Les ressources hydrauliques notamment, les eaux de surface ont connu une exploitation intensive à travers la création de plusieurs grands barrages, lacs collinaires outre le sondage de puits, a noté de son coté, l'expert en eau profonde et géologie. Pour lui, les avantages agricoles accordés pour l'exploitation de l'eau durant la dernière décennie ont contribué à cette surexploitation notamment aux niveaux des périmètres irrigués. Il a noté que cette situation nécessite l'élaboration d'une carte des ressources hydrauliques pour revoir le système d'exploitation d'une manière radicale et adopter de nouvelles orientations pour la rationalisation de la consommation et l'exploitation d'autres nappes non mobilisées jusqu'à présent.

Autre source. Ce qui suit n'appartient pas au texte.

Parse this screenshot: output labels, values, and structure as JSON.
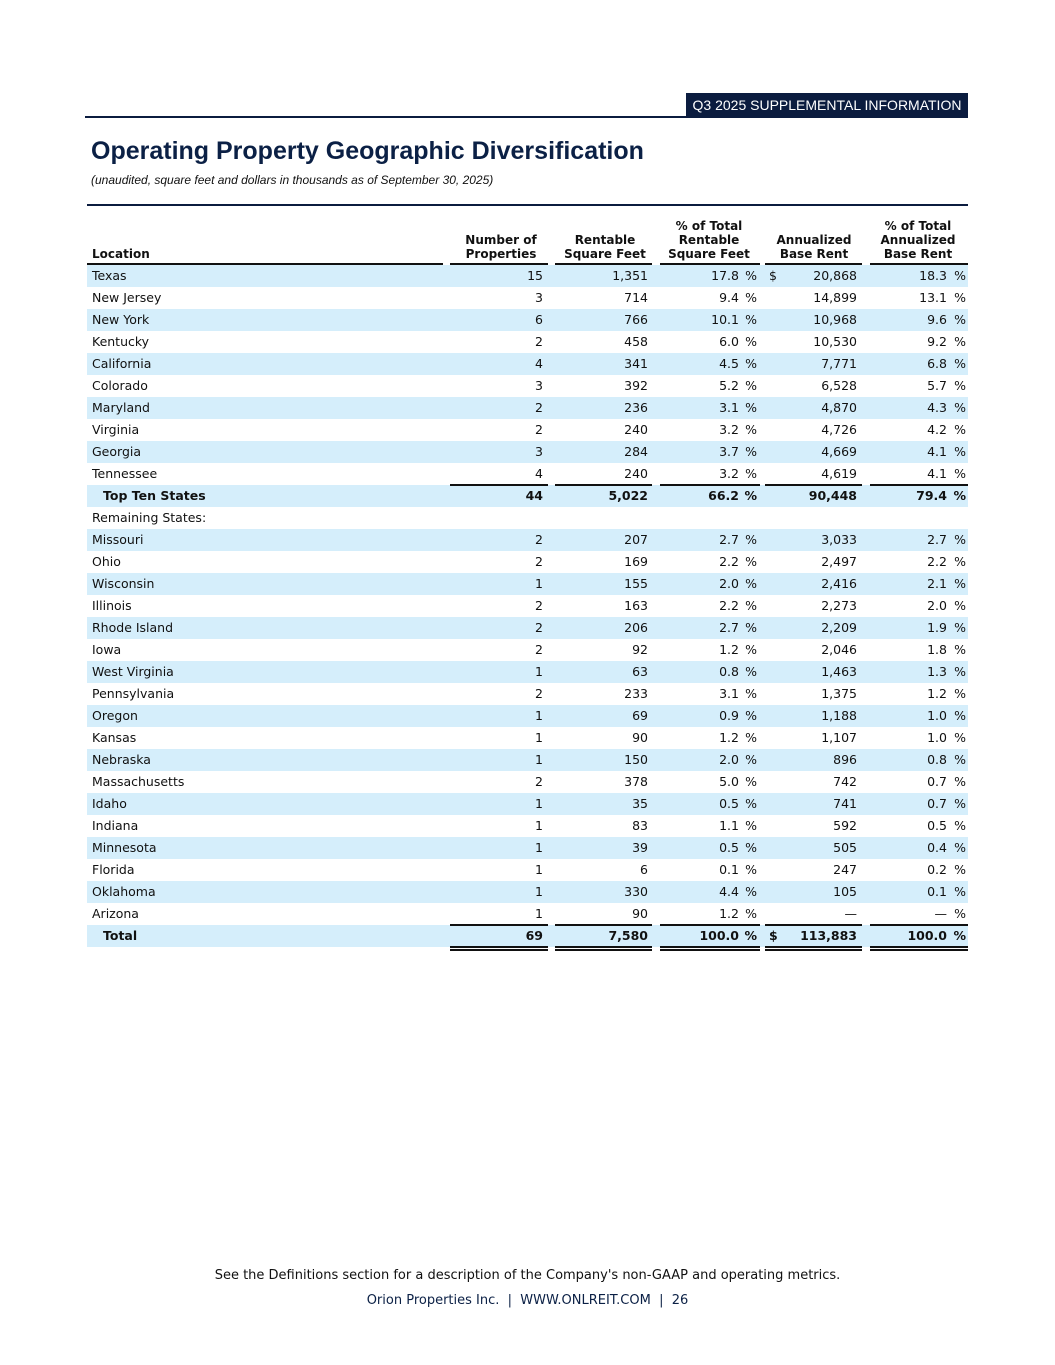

L'étude relative à la carte des ressources hydrauliques en Tunisie porte sur la réalisation d'une banque de données sur les ressources hydrauliques en Tunisie (eau de surface et eau profonde) pour l'instauration d'un système d'information géographique numérisé facilitant la prise de décisions et la gestion de l'exploitation des eaux. L'étude confiée à Comete Ingéniering et à un bureau d'étude espagnol sera réalisée sur 28 mois, comprend 6 étapes portant sur la réalisation d'une carte topographique et une carte de la pluviométrie.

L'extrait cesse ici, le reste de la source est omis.